O ódio pelo seu pai explodia dentro do garoto. Cada soco era como cada segundo que ele havia passado com o pai. Todas as memórias ruins, a morte de sua mãe, a tirania do pai ausente. Tudo se esvaindo por cada soco.
Parou por alguns segundos, estava cansado. Seu pai parecia inconsciente, foi então que ele começou a rir. Uma gargalhada doentia.
- Isso – falava ele – Libere toda a raiva, seja como eu.
A raiva se intensificou e o garoto voltou a golpeá-lo. Foi então que começou a se lembrar.
- Eu vejo dentro de você. — continuou Vincent, agora tirando o sorriso do rosto e adotando uma expressão mais séria — Assim como vi em todos que passaram por aqui. O medo, a angustia, a repressão... o ódio, a amargura, a raiva. A luta pela sobrevivência que te leva por um caminho de autodestruição sem volta. — sua voz foi ficando mais alta e ele foi falando mais rápido — Que enlouquece até os mais centrados. A escuridão eterna que está dentro de sua alma dominando sua mente e você se sente sufocado, sem forças para lutar e quando você ve... está morto — e então sorriu ao dizer a ultima palavra.
---xXx---
Ele soltou um berro de fúria, pulou do palco e correu em direção de Vincent, que não se moveu um centímetro e nem mudou a expressão de deboche em seu rosto.
O garoto preparou o soco e quando chegou perto do homem desferiu em sua face, mas o soco apenas transpassou Vincent.
- O quê? — se assustou.
Vincent começou a gargalhar enquanto o garoto ia se afastando.
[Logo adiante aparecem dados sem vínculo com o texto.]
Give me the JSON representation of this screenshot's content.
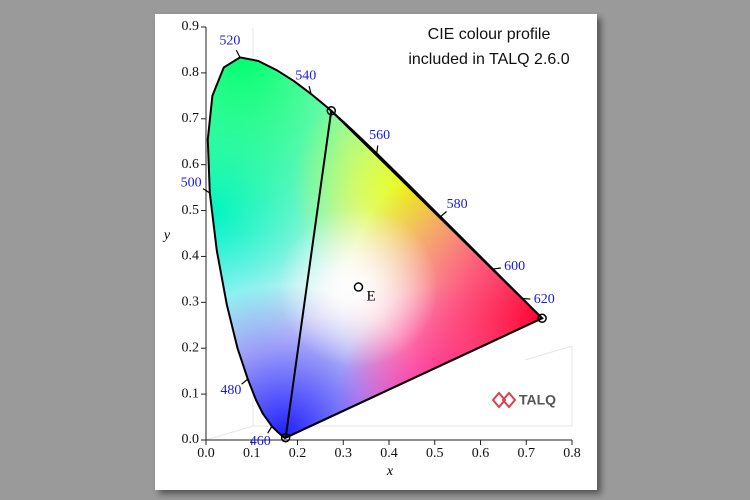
{
  "chart_data": {
    "type": "chromaticity",
    "annotation": [
      "CIE colour profile",
      "included in TALQ 2.6.0"
    ],
    "logo": "TALQ",
    "xlabel": "x",
    "ylabel": "y",
    "xlim": [
      0,
      0.8
    ],
    "ylim": [
      0,
      0.9
    ],
    "xticks": [
      {
        "value": 0,
        "label": "0.0"
      },
      0.1,
      0.2,
      0.3,
      0.4,
      0.5,
      0.6,
      0.7,
      0.8
    ],
    "yticks": [
      {
        "value": 0,
        "label": "0.0"
      },
      0.1,
      0.2,
      0.3,
      0.4,
      0.5,
      0.6,
      0.7,
      0.8,
      0.9
    ],
    "locus": {
      "x": [
        0.1741,
        0.1733,
        0.1714,
        0.1644,
        0.1566,
        0.144,
        0.1241,
        0.1096,
        0.0913,
        0.0687,
        0.0454,
        0.0235,
        0.0082,
        0.0039,
        0.0139,
        0.0389,
        0.0743,
        0.1142,
        0.1547,
        0.1929,
        0.2296,
        0.2658,
        0.3016,
        0.3373,
        0.3731,
        0.4441,
        0.5125,
        0.5752,
        0.627,
        0.6658,
        0.6915,
        0.719,
        0.73,
        0.7347
      ],
      "y": [
        0.005,
        0.0048,
        0.0051,
        0.0109,
        0.0177,
        0.0297,
        0.0578,
        0.0868,
        0.1327,
        0.2007,
        0.295,
        0.4127,
        0.5384,
        0.6548,
        0.7502,
        0.812,
        0.8338,
        0.8262,
        0.8059,
        0.7816,
        0.7543,
        0.7243,
        0.6923,
        0.6589,
        0.6245,
        0.5547,
        0.4866,
        0.4242,
        0.3725,
        0.334,
        0.3083,
        0.2809,
        0.27,
        0.2653
      ]
    },
    "wavelengths": [
      460,
      480,
      500,
      520,
      540,
      560,
      580,
      600,
      620
    ],
    "wavelength_x": [
      0.144,
      0.0913,
      0.0082,
      0.0743,
      0.2296,
      0.3731,
      0.5125,
      0.627,
      0.6915
    ],
    "wavelength_y": [
      0.0297,
      0.1327,
      0.5384,
      0.8338,
      0.7543,
      0.6245,
      0.4866,
      0.3725,
      0.3083
    ],
    "points": {
      "x": [
        0.1741,
        0.2738,
        0.7347,
        0.3333
      ],
      "y": [
        0.005,
        0.7174,
        0.2653,
        0.3333
      ]
    },
    "point_label": "E"
  }
}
- É bom ver o ódio dentro de você garoto, é bom vê-lo florescer e envenenar seu corpo todo.
O garoto parou de socar o homem mais uma vez. Ele o olhou e viu que estava quase morrendo. Seu pai o olhou e falou:
- Ande, dê o golpe de misericórdia em seu pai.
Ele preparou um ultimo soco, mas antes de desferi-lo ...
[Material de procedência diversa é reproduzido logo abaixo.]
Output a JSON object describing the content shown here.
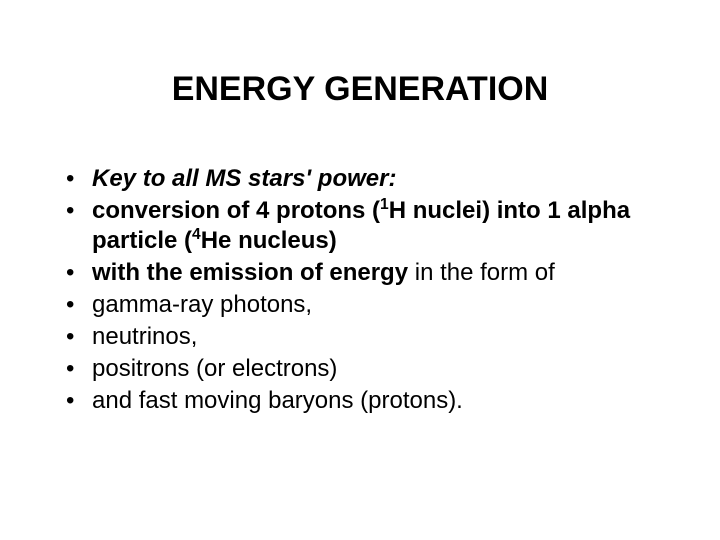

O menino estava deitado na cama, já coberto. Sua mãe lia uma história de um livro e o sono já estava o vencendo. Quando sua mãe deu-lhe um beijo e foi apagar o abajur, o menino lhe perguntou:
- Mãe, porque o papai é assim?
- O que quer dizer, querido?
- Assim... mal...
Sua mãe suspirou e se sentou na cama. Olhou o garoto nos olhos e falou:
- Seu pai, por mais que pareça durão, te ama meu filho, assim como me ama também. Ele é apenas fechado.
- E nós pudemos muda-lo?
- Claro.
- E como fazemos isso?
Sua mãe lhe deu mais um beijo na testa e sussurrou em seu ouvido:
- Com amor, querido
Lágrimas começaram a cair. O garoto começava a chorar desesperadamente. Tinha deixado a raiva tomar conta e quase tomou o mesmo caminho do seu pai, tudo por culpa daquela cidade. Tinha se esquecido, até aquele momento, os valores que sua mãe havia lhe passado.
Bill parou de chorar, e, ainda soluçando, falou:
- Pai... eu te amo.
O homem soltou um berro horrível e então, desapareceu. Tinha vencido o maior obstáculo pelo qual já havia passado tudo graças a sua mãe.
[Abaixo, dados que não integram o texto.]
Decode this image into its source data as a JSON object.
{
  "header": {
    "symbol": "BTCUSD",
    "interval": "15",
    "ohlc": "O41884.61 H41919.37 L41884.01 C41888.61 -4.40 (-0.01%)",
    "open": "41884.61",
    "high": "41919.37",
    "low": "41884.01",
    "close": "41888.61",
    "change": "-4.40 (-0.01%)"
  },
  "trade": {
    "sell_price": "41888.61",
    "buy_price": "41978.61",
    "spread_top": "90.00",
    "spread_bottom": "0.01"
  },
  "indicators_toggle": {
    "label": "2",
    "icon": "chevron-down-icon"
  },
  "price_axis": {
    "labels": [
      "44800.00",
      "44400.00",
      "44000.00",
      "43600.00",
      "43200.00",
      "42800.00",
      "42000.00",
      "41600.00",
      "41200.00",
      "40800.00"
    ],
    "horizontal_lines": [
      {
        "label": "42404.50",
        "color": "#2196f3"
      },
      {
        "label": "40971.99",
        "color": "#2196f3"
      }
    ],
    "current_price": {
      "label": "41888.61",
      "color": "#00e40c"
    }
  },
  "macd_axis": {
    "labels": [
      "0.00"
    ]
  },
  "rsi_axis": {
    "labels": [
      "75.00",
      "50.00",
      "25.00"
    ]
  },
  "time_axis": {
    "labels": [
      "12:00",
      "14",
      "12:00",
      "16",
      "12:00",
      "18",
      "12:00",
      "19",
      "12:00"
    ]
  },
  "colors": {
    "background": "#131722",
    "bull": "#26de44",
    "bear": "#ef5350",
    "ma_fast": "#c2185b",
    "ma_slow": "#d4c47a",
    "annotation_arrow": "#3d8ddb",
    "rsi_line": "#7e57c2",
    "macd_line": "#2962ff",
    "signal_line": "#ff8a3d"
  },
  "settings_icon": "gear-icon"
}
Ouviu a porta do salão se abrir. Por elas, uma pessoa entrou. Bill olhou para ver quem era. Surpreendeu-se quando viu David andando em sua direção.
- David? – exclamou ele, ainda de joelhos no chão – Você está vivo? Meu Deus, isso é fantástico.
David nada falou, estava com uma expressão séria em seu rosto.
- Está tudo bem com você, cara? – perguntou Bill.
Bill percebeu que David segurava um bastão de madeira.
- Melhor impossível – respondeu o amigo, e antes que Bill pudesse fazer algo, David o atingiu na cabeça. O mundo apagou na visão do garoto.